We have information on several of their descendants, so if you think you might be related, please get in touch.

And there’s more.

Twent years ago Val also found, in the Windhoek archives, an Emily Jacoba Stewardson who married a Jacob Dennewill, an Alsatian.

Where did she fit in? Was there a fifth Stewardson daughter?

Dennewill grave in Omaruru Cemetery

We left her unattached, and earlier this week things fell into place. A cousin of one of the Eriksson descendants put us in touch with Naomi McFadden who hasd been recording the Omaruru cemetery. We did have a record, also found in the Cape Town archives, of a rather messy divorce between Axel Wilhelm Eriksson and Fanny Stewardson. She had taken the children to Cape Town because there was a war on in Damaraland, and while there had an affair with the lodger, one Clement Stephen Stonier. So when Axel came to Cape Town and realised that young Emily could not be his, he divorced Fanny. And so Emily who married Jacob Dennewill was the daughter of C.S. Stonier and Fanny Stewardson.
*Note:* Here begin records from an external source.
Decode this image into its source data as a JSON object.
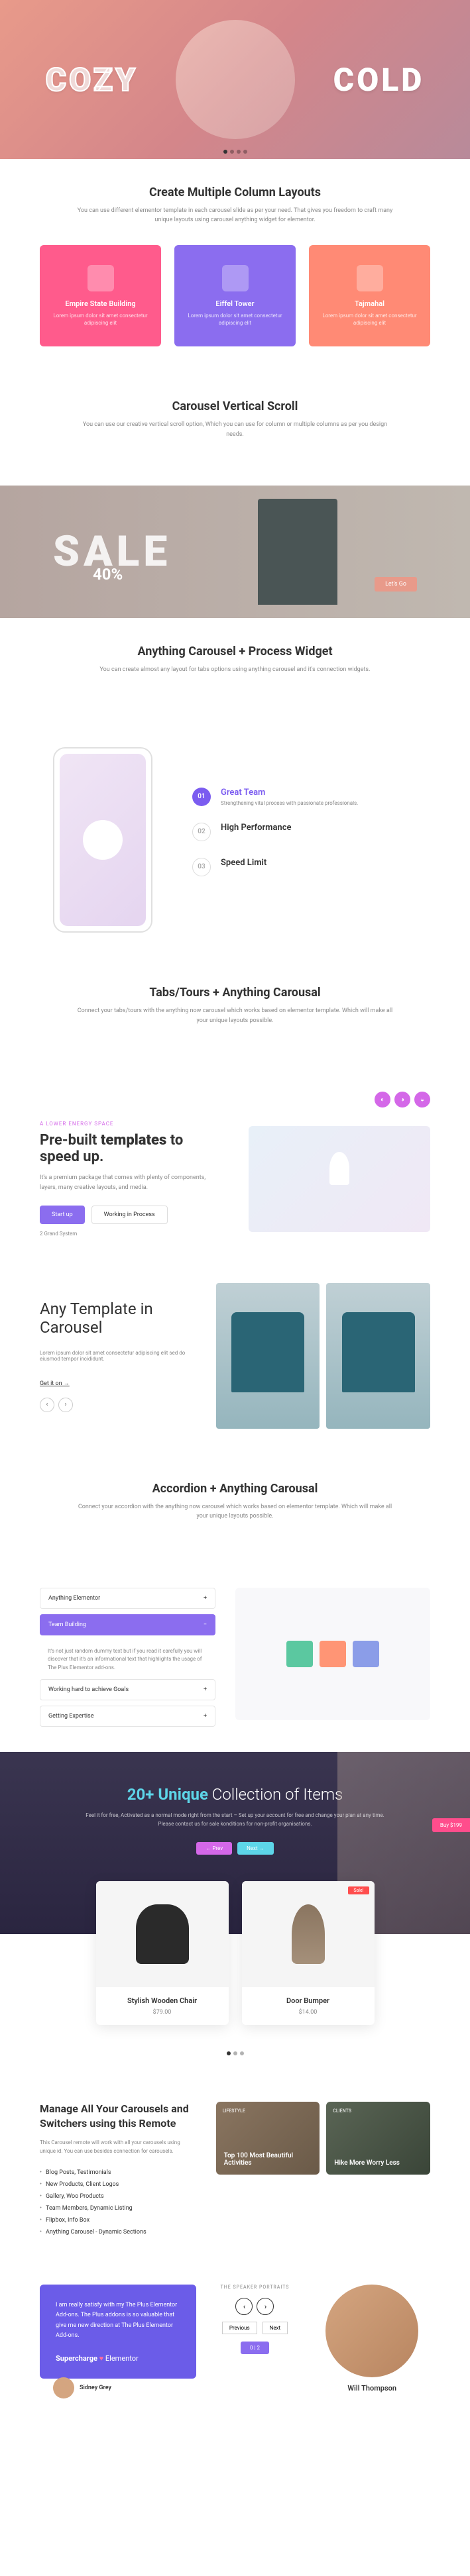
{
  "hero": {
    "left": "COZY",
    "right": "COLD"
  },
  "columns": {
    "title": "Create Multiple Column Layouts",
    "desc": "You can use different elementor template in each carousel slide as per your need. That gives you freedom to craft many unique layouts using carousel anything widget for elementor.",
    "cards": [
      {
        "title": "Empire State Building",
        "text": "Lorem ipsum dolor sit amet consectetur adipiscing elit"
      },
      {
        "title": "Eiffel Tower",
        "text": "Lorem ipsum dolor sit amet consectetur adipiscing elit"
      },
      {
        "title": "Tajmahal",
        "text": "Lorem ipsum dolor sit amet consectetur adipiscing elit"
      }
    ]
  },
  "vertical": {
    "title": "Carousel Vertical Scroll",
    "desc": "You can use our creative vertical scroll option, Which you can use for column or multiple columns as per you design needs."
  },
  "sale": {
    "text": "SALE",
    "percent": "40%",
    "btn": "Let's Go"
  },
  "process": {
    "title": "Anything Carousel + Process Widget",
    "desc": "You can create almost any layout for tabs options using anything carousel and it's connection widgets.",
    "items": [
      {
        "num": "01",
        "title": "Great Team",
        "desc": "Strengthening vital process with passionate professionals."
      },
      {
        "num": "02",
        "title": "High Performance",
        "desc": ""
      },
      {
        "num": "03",
        "title": "Speed Limit",
        "desc": ""
      }
    ]
  },
  "tabs": {
    "title": "Tabs/Tours + Anything Carousal",
    "desc": "Connect your tabs/tours with the anything now carousel which works based on elementor template. Which will make all your unique layouts possible.",
    "label": "A LOWER ENERGY SPACE",
    "heading_pre": "Pre-built",
    "heading_strong": "templates",
    "heading_post": " to speed up.",
    "content": "It's a premium package that comes with plenty of components, layers, many creative layouts, and media.",
    "btn1": "Start up",
    "btn2": "Working in Process",
    "grand": "2 Grand System"
  },
  "template": {
    "title": "Any Template in Carousel",
    "desc": "Lorem ipsum dolor sit amet consectetur adipiscing elit sed do eiusmod tempor incididunt.",
    "link": "Get it on →"
  },
  "accordion": {
    "title": "Accordion + Anything Carousal",
    "desc": "Connect your accordion with the anything now carousel which works based on elementor template. Which will make all your unique layouts possible.",
    "items": [
      "Anything Elementor",
      "Team Building",
      "Working hard to achieve Goals",
      "Getting Expertise"
    ],
    "expanded": "It's not just random dummy text but if you read it carefully you will discover that it's an informational text that highlights the usage of The Plus Elementor add-ons."
  },
  "unique": {
    "title_pre": "",
    "title_strong": "20+ Unique",
    "title_post": " Collection of Items",
    "desc": "Feel it for free, Activated as a normal mode right from the start – Set up your account for free and change your plan at any time. Please contact us for sale konditions for non-profit organisations.",
    "prev": "← Prev",
    "next": "Next →",
    "buy": "Buy $199"
  },
  "products": [
    {
      "name": "Stylish Wooden Chair",
      "price": "$79.00",
      "sale": ""
    },
    {
      "name": "Door Bumper",
      "price": "$14.00",
      "sale": "Sale!"
    }
  ],
  "remote": {
    "title": "Manage All Your Carousels and Switchers using this Remote",
    "desc": "This Carousel remote will work with all your carousels using unique id. You can use besides connection for carousels.",
    "items": [
      "Blog Posts, Testimonials",
      "New Products, Client Logos",
      "Gallery, Woo Products",
      "Team Members, Dynamic Listing",
      "Flipbox, Info Box",
      "Anything Carousel - Dynamic Sections"
    ],
    "grid": [
      {
        "cat": "LIFESTYLE",
        "title": "Top 100 Most Beautiful Activities"
      },
      {
        "cat": "CLIENTS",
        "title": "Hike More Worry Less"
      }
    ]
  },
  "testimonial": {
    "text": "I am really satisfy with my The Plus Elementor Add-ons. The Plus addons is so valuable that give me new direction at The Plus Elementor Add-ons.",
    "supercharge": "Supercharge",
    "elementor": "Elementor",
    "author": "Sidney Grey",
    "center_label": "THE SPEAKER PORTRAITS",
    "prev": "Previous",
    "next": "Next",
    "page": "0 | 2",
    "right_name": "Will Thompson"
  }
}
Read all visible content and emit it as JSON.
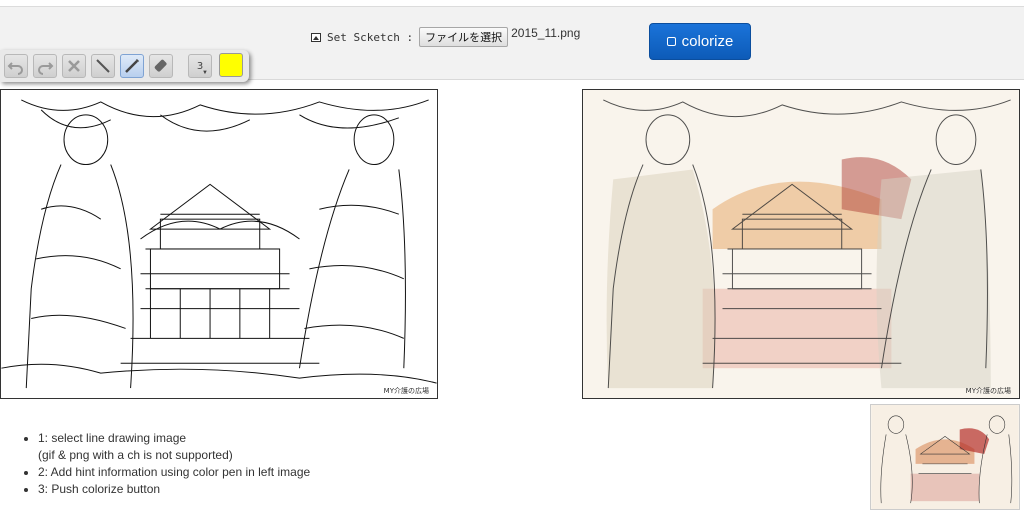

Fanny went back to Omaruru, and had a couple more daughters by the Herero cook, whose name is only recorded as Johnathon. One of the daughters died young, but the other may also have descendants somewhere.

And one of Axel Wilhelm Eriksson’s sons, Andrew or Andreas, went to Sweden, changed his surname to Waerneman, and became a priest. No wonder we couldn’t find him.

But many thanks to Naomi McFadden of Omaruru, Bo Lindquist, and Peter Johansson of the Vänersborg Museum, who helped us to find missing links, fill in some gaps, and gave us the clues we needed to make further links.